Ticket #123 (assigned enhancement)
Implement filters
| Reported by: | vreixo | Owned by: | vreixo |
|---|---|---|---|
| Priority: | major | Milestone: | libisofs-0.6.4 |
| Component: | libisofs | Version: | libisofs-0.6.3 |
| Keywords: | Cc: |
Description
The idea is to implement the concept of a Filter, i.e., the possibility "filter" file content before writing them to image. This filtering process can consist of:
- cut-off some parts of the file
- Transform file contents: encoding, compression, encryption...
The idea is that a FilterStream or similar takes care of applying the Filter. The discussion is whether a filter implementation means creating its own Stream (i.e. GzStream, EncryptStream...), or we can just provide a generic FilterStream, that takes a reference to a IsoFilter interface, that is what each filter implements. In this second case, the idea is that the Filter can be shared among several nodes:
IsoFilter *filter = iso_filter_gz_create(...); iso_file_add_filter(file1, filter); iso_file_add_filter(file2, filter); ...
i.e., the filter is a place whether we can store configuration options for the Filter (encryption algorithm, key, ....). In this case, the FilterStream read function should be something like
int filter_stream_read(Stream s, buffer,...)
{
FilterStreamData *data = s->data;
Stream *source = data->source;
Filter *f = data->filter;
source->read(tmpbuffer)
filter->filter(tempbuffer into buffer)
}
However, it seems the filter->filter() function is not trivial to implement, as different filters may need different data chunks.

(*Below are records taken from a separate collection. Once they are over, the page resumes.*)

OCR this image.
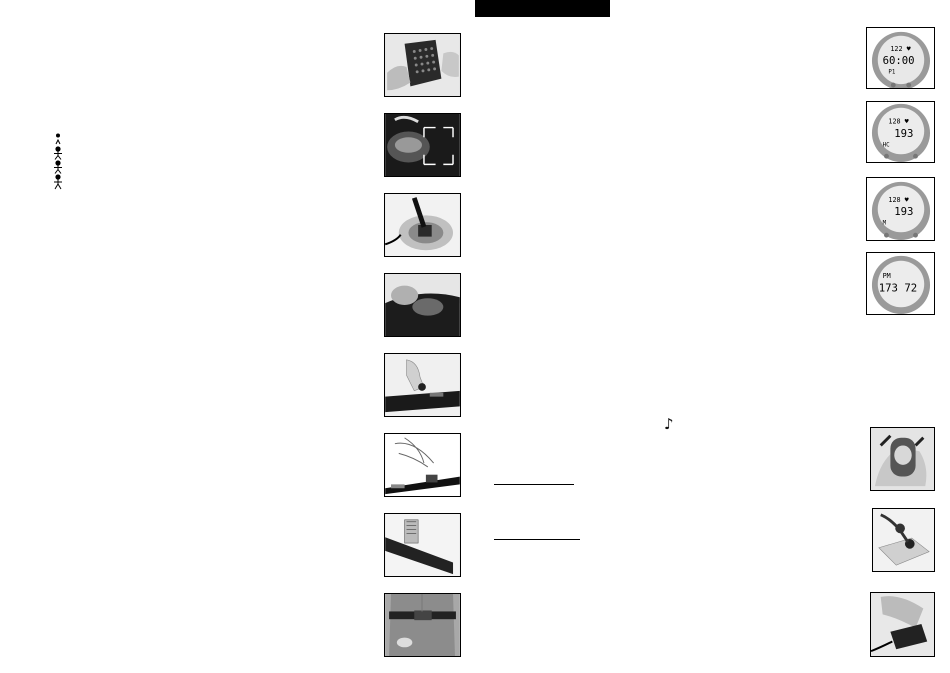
122 ♥
60:00
P1
128 ♥
193
HC
128 ♥
193
M
PM
173 72
♪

Another solution is to just implement each filter as an IsoStream implementation. In this case, it is each filter who implements its own stream->read() function. This needs, however, an ugly API, as the user needs to create each "FilterStream" implementation. And, at the end, we need the Filter idea (ie. a shared context) anyway.
i.e, we need something like:
IsoFilter *filter1 = iso_filter_gz_create(...); iso_file_add_filter(file1, filter1); IsoFilter *filter2 = iso_filter_gz_create(...); iso_file_add_filter(file2, filter);
and this if we extend the IsoStream interface to a FilterStream whether we define the original_stream field. Otherwise we need something like:
IsoStream *orig_stream = iso_file_get_stream(file1); IsoFilter *filter1 = iso_filter_gz_create(orig_stream, ...); iso_file_add_filter(file1, filter1);
or maybe directly, of course
iso_file_add_gz_filter(file1, ....);
but we still have the problem of the impossibility to use the shared context.
A final alternative is to define a generic FilterContext:
struct FilterContext {
void *data; //filter specific shared data
IsoStream (*get_filter)(IsoFile*);
}
whether the get_filter is a factory method to create the concrete Filter implementation for each file. The API usage will be, then:
FilterContext *filter = iso_filter_gz_create(...options...);
//the filter->get_filter gets filled with a ptr to a filter-dependent function
iso_file_add_filter(file, filter);
// it calls the filter->get_filter() function to get the IsoStream that is filter dependent.
// the user does not need to know the concrete IsoStream implementation for each filter.
Some considerations:
- Given the filter can change file size, we would need to apply the filter twice: when image structures are computed, are when the file is actually written. With complex filters, this can be a problem. Thus, all filters must have a property "on_the_fly", that decides whether the filter is applying each time the file must be read, or whether it should be applied once and stored in a temporal folder. The user could decide whether to priorize temporal hard disk space or computation time based on that flag. It is legal to ignore that flag (for example, in the cut-off filter it make no sense to store a temporal file).
- I wonder whether we shoudl provide some kind of plugin system with filters. Ideas?